Small business policies:
- Simplify PAYE by aligning the lower National Insurance limit with the personal allowance and abolishing the upper limit.
- In the long run, aim to merge National Insurance into Income Tax.
- Make it illegal for a contract with a selfemployed person to imply a pay rate below the national minimum wage.
- Amend planning laws to allow appropriate small businesses to operate in residential areas and ensure all large new retail developments include spaces for small local businesses.
- Help small businesses cope with regulation and provide tailored advice on energy efficiency.
- Introduce a network of local community banks, which will provide, among other things, a new source of finance for small businesses.
- Use our proposals to revitalise the Post Office network, in particular to help small businesses.

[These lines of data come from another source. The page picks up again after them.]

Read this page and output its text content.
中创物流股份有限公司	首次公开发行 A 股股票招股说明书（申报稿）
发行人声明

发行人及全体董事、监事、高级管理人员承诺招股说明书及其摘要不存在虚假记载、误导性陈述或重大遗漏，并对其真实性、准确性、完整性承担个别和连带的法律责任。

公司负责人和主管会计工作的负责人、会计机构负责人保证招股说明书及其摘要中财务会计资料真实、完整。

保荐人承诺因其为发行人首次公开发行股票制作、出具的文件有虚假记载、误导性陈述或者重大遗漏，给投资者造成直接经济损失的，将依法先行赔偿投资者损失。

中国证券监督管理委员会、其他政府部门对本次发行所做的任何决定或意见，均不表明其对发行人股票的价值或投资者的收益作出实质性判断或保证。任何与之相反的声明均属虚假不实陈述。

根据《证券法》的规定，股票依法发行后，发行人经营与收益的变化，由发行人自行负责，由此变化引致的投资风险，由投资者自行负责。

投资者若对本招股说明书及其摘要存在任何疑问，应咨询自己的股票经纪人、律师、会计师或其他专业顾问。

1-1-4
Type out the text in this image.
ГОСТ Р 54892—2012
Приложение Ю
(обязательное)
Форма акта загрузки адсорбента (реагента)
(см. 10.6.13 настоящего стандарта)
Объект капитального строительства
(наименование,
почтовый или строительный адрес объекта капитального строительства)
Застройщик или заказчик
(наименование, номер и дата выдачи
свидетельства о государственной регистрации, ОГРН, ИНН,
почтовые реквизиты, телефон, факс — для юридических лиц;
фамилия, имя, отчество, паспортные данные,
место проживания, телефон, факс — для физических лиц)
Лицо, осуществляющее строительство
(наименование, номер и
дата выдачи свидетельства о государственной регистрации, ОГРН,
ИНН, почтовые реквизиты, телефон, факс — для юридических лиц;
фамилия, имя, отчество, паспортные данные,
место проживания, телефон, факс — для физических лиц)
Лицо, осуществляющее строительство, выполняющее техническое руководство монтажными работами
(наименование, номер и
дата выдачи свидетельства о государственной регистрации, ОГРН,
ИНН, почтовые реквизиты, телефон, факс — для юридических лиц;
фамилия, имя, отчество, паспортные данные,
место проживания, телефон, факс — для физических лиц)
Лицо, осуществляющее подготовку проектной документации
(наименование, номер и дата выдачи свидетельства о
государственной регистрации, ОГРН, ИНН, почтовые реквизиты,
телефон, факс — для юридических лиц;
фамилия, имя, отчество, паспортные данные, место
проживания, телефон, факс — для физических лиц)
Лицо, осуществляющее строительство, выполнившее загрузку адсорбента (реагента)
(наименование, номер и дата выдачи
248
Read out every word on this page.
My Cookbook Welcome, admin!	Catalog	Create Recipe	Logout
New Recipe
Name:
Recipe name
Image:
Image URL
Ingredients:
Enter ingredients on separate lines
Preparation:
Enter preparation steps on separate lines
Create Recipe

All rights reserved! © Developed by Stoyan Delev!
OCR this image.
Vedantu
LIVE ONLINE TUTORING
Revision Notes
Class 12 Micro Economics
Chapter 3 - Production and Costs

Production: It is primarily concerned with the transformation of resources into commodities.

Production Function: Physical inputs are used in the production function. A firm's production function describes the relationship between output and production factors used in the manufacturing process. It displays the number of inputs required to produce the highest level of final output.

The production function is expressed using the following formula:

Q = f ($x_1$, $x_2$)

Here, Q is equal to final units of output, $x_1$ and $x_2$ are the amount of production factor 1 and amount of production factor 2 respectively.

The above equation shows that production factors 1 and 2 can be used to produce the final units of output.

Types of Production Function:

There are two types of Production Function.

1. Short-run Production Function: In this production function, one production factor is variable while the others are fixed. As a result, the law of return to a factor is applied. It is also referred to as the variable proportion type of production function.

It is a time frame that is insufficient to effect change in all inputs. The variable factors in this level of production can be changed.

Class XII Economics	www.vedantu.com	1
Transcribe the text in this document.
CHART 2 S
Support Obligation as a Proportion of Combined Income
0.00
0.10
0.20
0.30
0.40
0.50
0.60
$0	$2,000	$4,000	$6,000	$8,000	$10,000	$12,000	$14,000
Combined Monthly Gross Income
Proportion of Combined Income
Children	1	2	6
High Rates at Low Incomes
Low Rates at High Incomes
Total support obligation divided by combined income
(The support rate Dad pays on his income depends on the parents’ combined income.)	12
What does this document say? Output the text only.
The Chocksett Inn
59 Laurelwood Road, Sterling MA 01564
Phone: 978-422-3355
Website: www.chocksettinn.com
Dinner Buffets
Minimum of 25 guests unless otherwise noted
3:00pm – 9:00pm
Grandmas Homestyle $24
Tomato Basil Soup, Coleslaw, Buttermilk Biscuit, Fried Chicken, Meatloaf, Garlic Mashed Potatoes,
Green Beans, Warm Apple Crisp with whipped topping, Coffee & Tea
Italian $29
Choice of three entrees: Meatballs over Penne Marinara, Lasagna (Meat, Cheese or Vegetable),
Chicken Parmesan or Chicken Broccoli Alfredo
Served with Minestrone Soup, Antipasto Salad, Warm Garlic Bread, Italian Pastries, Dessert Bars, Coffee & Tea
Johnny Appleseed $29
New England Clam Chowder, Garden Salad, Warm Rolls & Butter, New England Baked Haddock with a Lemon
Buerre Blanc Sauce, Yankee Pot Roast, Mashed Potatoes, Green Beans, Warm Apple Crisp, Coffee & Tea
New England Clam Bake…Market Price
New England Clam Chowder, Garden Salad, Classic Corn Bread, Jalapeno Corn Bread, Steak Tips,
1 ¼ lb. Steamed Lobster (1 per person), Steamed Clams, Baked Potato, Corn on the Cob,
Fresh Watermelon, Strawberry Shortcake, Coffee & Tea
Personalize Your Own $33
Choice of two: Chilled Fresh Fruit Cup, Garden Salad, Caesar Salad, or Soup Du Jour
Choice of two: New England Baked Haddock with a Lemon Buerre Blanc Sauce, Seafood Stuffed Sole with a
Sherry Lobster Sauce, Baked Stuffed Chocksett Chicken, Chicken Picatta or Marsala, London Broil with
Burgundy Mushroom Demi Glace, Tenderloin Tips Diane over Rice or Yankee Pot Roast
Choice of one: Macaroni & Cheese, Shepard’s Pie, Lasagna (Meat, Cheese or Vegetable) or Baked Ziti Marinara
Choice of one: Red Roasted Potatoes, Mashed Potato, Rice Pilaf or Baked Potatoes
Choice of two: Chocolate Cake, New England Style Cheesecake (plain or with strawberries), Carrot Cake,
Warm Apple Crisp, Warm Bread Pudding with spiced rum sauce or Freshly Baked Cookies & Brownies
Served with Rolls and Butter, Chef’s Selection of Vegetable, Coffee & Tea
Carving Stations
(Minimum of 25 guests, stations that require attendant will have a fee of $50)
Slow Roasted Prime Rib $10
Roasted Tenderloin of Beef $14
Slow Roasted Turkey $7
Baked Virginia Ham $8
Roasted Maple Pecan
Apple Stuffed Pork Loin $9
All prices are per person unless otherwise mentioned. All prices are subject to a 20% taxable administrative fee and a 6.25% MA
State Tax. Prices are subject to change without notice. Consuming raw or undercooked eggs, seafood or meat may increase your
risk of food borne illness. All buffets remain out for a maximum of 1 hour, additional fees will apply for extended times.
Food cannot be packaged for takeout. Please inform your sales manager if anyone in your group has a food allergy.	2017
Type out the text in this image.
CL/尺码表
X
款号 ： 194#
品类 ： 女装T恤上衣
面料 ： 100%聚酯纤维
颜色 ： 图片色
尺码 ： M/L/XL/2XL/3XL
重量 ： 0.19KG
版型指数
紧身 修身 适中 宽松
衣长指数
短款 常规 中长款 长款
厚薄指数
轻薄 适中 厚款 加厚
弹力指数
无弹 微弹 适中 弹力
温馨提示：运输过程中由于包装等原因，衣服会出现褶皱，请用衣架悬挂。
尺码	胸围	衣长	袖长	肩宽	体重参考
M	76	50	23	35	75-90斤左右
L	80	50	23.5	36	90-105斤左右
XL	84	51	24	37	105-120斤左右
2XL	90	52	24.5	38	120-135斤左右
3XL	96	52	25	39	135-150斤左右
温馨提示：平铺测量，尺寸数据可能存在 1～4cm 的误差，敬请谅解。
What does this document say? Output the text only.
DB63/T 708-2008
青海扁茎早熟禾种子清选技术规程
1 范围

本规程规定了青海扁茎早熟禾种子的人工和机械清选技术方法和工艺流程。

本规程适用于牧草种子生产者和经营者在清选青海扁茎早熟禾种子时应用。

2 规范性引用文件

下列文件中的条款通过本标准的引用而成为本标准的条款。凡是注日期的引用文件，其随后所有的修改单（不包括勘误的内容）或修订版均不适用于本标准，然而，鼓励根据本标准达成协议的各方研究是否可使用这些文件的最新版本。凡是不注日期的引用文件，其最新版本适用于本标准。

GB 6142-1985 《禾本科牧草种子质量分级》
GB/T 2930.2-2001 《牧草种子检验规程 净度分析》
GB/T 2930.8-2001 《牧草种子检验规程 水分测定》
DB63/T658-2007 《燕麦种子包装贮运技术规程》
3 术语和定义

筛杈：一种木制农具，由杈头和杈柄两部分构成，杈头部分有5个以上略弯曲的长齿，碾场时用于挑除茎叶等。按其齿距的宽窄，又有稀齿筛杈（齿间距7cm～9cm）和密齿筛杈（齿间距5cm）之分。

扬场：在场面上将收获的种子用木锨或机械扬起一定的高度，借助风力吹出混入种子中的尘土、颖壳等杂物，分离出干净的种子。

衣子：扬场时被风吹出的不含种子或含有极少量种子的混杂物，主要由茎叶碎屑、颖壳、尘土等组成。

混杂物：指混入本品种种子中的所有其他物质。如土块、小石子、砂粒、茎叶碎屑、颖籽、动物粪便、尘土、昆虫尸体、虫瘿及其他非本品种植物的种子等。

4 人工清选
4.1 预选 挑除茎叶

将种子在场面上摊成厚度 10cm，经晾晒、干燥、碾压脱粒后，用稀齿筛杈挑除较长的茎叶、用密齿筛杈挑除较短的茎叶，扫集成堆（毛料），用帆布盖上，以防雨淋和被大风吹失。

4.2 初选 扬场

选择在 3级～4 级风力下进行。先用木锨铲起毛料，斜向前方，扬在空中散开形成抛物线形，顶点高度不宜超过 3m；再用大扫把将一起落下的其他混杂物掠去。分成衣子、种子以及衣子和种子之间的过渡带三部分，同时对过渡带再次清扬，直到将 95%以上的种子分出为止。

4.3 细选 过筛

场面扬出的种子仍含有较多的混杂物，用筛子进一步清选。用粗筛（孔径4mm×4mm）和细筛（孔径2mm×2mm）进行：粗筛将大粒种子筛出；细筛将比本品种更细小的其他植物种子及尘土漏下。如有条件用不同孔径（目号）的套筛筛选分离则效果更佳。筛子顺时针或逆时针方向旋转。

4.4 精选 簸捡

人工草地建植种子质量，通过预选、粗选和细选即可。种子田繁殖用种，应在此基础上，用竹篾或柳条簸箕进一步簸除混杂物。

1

- Provide special help for small rural businesses.
- Introduce legislation to penalise late payment.
- Reduce corporation tax for small firms to 20%.
Green councillors earn fairer rents deal for seafront traders
After Conservative-led Brighton & Hove City Council hiked rent and other costs for many seafront businesses, members of the Seafront Business Association asked local Green Councillors for help.
Through a Freedom of Information request Green Councillors revealed a council deal with private chartered surveyors, who would receive a commission of 30 per cent on any rent increase they could negotiate with the seafront traders, on top of their fixed fee.
As a result, the assessment of the majority of seafront rents has now been handed to a new in-house team; the result should be fairer rents for traders.